Drug testing proliferated from safety sensitive jobs to non-safety sensitive jobs in a short amount of time. After gaining the public’s trust with engineered lies and false claims, politicians created financial incentives for companies to create and enforce the pre-employment drug test — where you are presumed guilty until proven innocent for no reason. Today, suspicionless drug testing of public high school students regularly takes place and doctors throughout the nation are using “medication contracts” to force their patients (many of them veterans) into taking a urine drug test in exchange for medication.

Drug Testing and Discrimination

Racial discrimination and drug testing is an issue that needs attention in the United States. After normalizing over a decade of our drug test submission data with an Ethnic Population Distribution Report and then cross-referencing with labor force characteristics from the Bureau of Labor Statistics, it has been determined that, at the national level, if you are Black or African-American, then you are nearly 1.3 times more likely to be drug tested for any reason, including random, as indicated in the chart below:

In some states, such as California, Colorado, and Kansas, minorities and people of color are drug tested up to 3 times more than White people. These findings corroborate with the well established fact that on average, a Black person is nearly four times more likely to be arrested for marijuana possession than a White person, even though both groups use marijuana at similar rates.

More information along with a detailed state-by-state analysis between ethnic groups and drug test submission rates can be found here.

Cannabis Drug Testing Facts

Based on our data and research, it has been determined that the average person who smokes cannabis once has a failure rate of 50% at 12 days. It is also the only substance on the standardized SAMHSA 5 Panel Drug Test (used throughout the country) that can be detected for more than several weeks. This is due to the non-polar, hydrophobic nature of cannabinoids at the molecular level. When consumed, the fatty tissues in our bodies attract and soak up these molecules, and then slowly release them back into the blood stream over time for metabolization.

This, unfortunately, ensures a very long detection window that has been exploited for capital gain. Without drug testing for cannabis, which doesn’t prove if a user was under the influence at the time of the test, the pharmaceutically owned, six billion dollar drug testing industry that exists today would collapse.
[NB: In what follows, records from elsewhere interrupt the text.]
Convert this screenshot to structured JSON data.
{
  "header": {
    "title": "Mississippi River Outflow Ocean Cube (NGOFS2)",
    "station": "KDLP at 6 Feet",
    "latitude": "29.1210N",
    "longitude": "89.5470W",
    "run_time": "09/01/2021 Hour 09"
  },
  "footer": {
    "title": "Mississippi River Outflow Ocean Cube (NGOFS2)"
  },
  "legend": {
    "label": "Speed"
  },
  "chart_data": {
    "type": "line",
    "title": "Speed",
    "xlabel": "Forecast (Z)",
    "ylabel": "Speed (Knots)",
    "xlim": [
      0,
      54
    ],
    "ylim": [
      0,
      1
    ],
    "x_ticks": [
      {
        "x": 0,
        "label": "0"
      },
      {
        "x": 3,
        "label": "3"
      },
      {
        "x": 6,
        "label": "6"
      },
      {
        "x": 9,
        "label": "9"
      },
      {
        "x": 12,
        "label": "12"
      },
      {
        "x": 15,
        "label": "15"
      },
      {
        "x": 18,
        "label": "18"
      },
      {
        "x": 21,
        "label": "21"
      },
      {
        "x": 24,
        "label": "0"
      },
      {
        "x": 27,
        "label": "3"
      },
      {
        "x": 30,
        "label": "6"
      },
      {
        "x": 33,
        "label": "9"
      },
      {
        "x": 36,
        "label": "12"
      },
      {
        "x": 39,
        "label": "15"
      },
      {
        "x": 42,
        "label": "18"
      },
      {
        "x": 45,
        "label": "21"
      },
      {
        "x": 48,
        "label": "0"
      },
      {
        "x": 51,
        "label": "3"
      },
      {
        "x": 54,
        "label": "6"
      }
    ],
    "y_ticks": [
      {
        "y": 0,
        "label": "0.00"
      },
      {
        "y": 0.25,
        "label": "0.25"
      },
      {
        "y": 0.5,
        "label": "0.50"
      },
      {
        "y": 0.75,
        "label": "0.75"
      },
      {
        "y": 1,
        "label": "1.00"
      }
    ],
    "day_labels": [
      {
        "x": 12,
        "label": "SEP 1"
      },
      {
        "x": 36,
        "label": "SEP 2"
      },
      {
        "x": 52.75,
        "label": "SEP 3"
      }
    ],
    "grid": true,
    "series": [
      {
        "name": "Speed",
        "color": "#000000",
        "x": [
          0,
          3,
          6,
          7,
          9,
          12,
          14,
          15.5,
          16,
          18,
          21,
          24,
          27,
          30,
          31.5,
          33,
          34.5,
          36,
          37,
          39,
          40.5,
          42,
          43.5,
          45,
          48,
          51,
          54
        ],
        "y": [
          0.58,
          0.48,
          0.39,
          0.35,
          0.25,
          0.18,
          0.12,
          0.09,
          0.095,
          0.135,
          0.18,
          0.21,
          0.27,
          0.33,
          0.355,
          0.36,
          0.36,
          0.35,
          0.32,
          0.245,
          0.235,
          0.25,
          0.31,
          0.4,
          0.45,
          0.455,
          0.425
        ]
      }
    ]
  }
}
Read more about the for-profit drug testing industry:

  • Example 01 – The American Civil Liberties Union put it bluntly: “Blanket drug testing with no individualized reason for suspicion is unconstitutional”
  • Example 02 – Private Prisons, Law Enforcement, and Big Pharma lobby for more restrictive laws, when public support of marijuana legalization is at an all time high
  • Example 03 – The drug test industry comes in at #4 when it comes to getting rich off of the “War on Drugs”
  • Example 04 – More than half of the US states have legal cannabis laws, yet more and more people are being drug tested (without reason)

Invoke Your Constitutional Rights

Warrantless drug testing is a violation of the Fourth Amendment with programs that are invasive, unproven, expensive, and discriminatory. Not only that, when applied to an entire nation through pre-employment drug testing and by other dragnet testing programs, it becomes a burden to the free exercise of spirit and religion to the millions of people living in that society. This is a clear violation of the First Amendment. Additionally, because this is a burden resulting from an unconstitutional rule of general applicability, it is also granted protections by the Religious Freedom Restoration Act.

With the wave of reformation that is taking place across the nation with the acceptance of cannabis, it is time to uproot the discriminatory practices of the last century and bring an end to cannabis drug testing as a condition of eligibility for employment, school-based extracurricular activities, and medical attention. No one should be punished for using a natural herb that heals and nourishes the mind, body, and soul.